How to spend eight hours in tulsa, oklahoma
Tulsa is Oklahoma’s second-largest city, whose land is the home to the Muscogee, Cherokee, and Osage Nations. Its story includes the nickname “Oil Capital of the World” and the Tulsa Massacre, when a white mob destroyed one of the country’s most affluent Black neighborhoods in 1921. Some of the country’s best examples of Art Deco alongside modern murals, it’s a city of contrasts. Here are a few highlights from eight hour in Tulsa, Oklahoma.
Eat:
- Eat fried chicken at Wanda J’s Next Generation Restaurant, a Black family-owned soul food restaurant near the airport.

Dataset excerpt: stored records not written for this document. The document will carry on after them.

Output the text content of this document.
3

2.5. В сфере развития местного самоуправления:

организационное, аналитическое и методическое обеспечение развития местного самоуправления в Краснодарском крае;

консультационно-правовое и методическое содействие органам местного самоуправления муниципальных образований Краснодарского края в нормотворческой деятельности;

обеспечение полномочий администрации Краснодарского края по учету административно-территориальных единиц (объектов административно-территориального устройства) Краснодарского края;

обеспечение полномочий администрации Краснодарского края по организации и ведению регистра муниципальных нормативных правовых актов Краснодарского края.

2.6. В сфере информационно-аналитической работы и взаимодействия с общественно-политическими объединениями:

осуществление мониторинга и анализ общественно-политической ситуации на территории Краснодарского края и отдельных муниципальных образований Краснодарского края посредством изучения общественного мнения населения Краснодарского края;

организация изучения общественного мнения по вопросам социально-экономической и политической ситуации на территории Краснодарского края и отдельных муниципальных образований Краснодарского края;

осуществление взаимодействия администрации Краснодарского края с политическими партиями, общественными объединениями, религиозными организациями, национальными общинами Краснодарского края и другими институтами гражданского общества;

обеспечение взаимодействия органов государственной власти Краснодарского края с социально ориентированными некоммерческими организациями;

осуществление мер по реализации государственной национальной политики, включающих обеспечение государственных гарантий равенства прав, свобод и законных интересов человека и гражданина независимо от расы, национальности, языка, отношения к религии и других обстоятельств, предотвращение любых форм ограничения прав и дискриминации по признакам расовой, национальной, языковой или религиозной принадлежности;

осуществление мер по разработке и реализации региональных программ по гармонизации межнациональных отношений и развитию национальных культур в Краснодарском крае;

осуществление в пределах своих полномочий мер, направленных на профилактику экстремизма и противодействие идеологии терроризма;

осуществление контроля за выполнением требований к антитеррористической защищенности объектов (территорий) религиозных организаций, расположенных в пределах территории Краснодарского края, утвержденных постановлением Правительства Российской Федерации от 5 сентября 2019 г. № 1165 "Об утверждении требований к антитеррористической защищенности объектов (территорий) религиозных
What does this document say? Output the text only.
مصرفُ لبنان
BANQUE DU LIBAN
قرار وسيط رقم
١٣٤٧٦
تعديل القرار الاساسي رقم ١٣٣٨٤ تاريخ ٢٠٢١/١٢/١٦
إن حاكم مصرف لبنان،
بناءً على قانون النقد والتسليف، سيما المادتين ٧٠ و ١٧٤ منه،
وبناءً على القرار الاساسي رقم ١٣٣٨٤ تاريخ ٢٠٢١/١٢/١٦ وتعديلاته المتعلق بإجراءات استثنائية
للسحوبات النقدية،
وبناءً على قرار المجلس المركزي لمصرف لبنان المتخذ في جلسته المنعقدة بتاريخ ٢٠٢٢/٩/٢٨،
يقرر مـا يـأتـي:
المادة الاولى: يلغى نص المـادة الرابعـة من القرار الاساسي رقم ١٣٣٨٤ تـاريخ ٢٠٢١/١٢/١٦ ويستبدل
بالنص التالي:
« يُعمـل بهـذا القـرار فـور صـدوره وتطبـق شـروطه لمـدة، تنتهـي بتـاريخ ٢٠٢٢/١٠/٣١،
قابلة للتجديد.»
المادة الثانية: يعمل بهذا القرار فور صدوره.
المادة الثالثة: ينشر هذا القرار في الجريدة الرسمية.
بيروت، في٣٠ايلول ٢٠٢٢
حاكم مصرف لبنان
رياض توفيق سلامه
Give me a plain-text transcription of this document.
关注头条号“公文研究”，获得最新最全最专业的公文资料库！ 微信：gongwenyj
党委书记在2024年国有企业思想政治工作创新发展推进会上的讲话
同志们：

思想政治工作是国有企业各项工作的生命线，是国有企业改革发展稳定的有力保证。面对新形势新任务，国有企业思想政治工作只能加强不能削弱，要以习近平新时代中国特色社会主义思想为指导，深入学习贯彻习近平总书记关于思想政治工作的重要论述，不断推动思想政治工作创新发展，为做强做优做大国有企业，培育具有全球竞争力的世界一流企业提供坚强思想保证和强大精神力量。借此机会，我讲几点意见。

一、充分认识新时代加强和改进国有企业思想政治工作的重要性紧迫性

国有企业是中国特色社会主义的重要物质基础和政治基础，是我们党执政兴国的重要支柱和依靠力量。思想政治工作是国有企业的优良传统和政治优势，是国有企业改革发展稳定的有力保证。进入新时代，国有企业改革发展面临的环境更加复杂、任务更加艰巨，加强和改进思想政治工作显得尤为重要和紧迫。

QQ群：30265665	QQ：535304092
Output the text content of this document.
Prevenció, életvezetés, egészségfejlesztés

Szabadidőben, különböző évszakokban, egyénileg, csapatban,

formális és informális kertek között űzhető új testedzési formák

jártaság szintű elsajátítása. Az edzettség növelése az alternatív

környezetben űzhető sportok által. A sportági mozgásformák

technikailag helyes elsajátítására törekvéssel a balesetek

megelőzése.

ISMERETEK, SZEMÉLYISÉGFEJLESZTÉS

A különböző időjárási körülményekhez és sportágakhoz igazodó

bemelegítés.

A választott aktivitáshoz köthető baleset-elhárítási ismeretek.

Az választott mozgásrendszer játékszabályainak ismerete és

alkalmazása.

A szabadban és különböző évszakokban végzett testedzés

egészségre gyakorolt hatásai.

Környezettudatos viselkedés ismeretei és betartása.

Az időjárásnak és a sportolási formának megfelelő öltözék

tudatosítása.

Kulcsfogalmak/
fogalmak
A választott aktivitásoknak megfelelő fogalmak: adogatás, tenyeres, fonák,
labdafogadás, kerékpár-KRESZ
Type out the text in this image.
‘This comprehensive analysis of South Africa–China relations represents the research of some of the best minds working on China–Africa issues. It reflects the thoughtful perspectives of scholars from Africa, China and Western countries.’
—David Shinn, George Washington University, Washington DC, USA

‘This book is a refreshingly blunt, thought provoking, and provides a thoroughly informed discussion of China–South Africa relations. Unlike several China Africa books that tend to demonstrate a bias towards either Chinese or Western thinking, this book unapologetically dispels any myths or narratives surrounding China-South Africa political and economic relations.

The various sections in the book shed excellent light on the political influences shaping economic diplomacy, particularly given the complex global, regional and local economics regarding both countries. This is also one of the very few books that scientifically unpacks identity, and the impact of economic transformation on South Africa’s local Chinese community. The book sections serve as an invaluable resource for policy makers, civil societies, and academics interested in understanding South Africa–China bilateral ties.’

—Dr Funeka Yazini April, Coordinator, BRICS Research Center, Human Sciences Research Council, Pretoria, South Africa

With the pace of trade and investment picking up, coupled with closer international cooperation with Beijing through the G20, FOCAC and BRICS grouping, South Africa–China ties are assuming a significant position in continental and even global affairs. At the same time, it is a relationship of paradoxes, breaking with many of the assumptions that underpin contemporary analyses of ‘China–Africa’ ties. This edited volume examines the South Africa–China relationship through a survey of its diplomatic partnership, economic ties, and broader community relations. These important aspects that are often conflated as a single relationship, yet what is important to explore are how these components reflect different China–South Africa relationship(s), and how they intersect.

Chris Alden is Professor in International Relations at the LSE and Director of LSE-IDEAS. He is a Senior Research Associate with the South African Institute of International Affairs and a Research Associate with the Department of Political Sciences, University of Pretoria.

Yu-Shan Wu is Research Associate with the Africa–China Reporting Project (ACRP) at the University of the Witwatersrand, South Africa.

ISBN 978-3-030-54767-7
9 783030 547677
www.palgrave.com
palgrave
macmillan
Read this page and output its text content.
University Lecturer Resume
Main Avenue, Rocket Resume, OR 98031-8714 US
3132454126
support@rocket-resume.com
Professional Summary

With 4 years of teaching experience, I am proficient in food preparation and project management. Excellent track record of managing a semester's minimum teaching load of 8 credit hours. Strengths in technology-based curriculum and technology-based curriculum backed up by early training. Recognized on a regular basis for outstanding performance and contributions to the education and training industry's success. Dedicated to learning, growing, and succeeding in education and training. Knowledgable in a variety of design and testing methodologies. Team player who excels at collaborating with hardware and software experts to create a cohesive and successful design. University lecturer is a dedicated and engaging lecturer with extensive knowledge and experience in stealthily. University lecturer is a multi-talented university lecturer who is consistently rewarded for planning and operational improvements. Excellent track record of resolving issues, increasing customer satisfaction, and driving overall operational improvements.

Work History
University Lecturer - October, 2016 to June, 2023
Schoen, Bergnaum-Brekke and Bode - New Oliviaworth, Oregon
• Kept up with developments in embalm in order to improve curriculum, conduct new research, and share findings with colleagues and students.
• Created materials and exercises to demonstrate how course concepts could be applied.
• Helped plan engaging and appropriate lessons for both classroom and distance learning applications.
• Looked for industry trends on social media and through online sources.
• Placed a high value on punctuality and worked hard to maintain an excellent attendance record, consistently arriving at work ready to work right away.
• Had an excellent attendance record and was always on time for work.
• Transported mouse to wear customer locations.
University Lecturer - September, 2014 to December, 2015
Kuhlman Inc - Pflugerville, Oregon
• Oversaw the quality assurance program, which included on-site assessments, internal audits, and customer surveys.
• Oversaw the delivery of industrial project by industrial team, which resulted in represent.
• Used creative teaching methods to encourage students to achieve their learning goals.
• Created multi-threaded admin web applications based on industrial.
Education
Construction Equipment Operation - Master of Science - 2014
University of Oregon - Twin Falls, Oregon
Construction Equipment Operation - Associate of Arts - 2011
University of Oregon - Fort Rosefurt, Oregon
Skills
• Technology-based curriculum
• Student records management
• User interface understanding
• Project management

- “Red Bird Bangkok” bowl from Bodhi’s Bowl inside Mother Road Market, an award-winning food hall.
Drink:
- Specialty latte from Fulton Street Books & Coffee, a cafe inside a bookstore with books written by or for marginalized communities.
Do:
- Drive 35 minutes north to Bartlesville to see Price Tower Arts Center, the only realized skyscraper designed by Franklin Llyod Wright.
- Find Tulsa’s many murals starting with these ones.
- Learn about the horrors of the Tulsa Massacre at the Greenwood Rising Black Wall St. History Center, a local museum open Tuesday-Sunday from 10am to 7pm.
- Reflect at the John Hope Franklin Reconciliation Park, a memorial honoring the lives affected by the Tulsa Massacre in 1921. Walk nearby to the “Pathway of Hope,” stopping to see the “Doorway” murals by Marlon Hall and Gordon Huether.
- Run along the River Parks East Trail, a long path along the river.
- Take your kids to the Gathering Place, a 66.5-acre public park with several large adventure playgrounds, trails, and the “Cabinet of Wonder,” a small art museum with oddities mainly from Oklahoma.
See:
- Art Deco architecture at places like Boston Avenue UMC, Tulsa Fire Alarm Building, and the Warehouse Market. See a more complete list here.
- Blue Dome, an old Route 66 filling station designed to look like Istanbul’s Hagia Sophia. Wander the surrounding streets to see many local murals.
- Golden Driller Statue, the sixth-largest statue in the country.
- Movies at Circle Cinema, a non-profit theater and the city’s oldest cinema. Wander the surrounding blocks to find many local murals.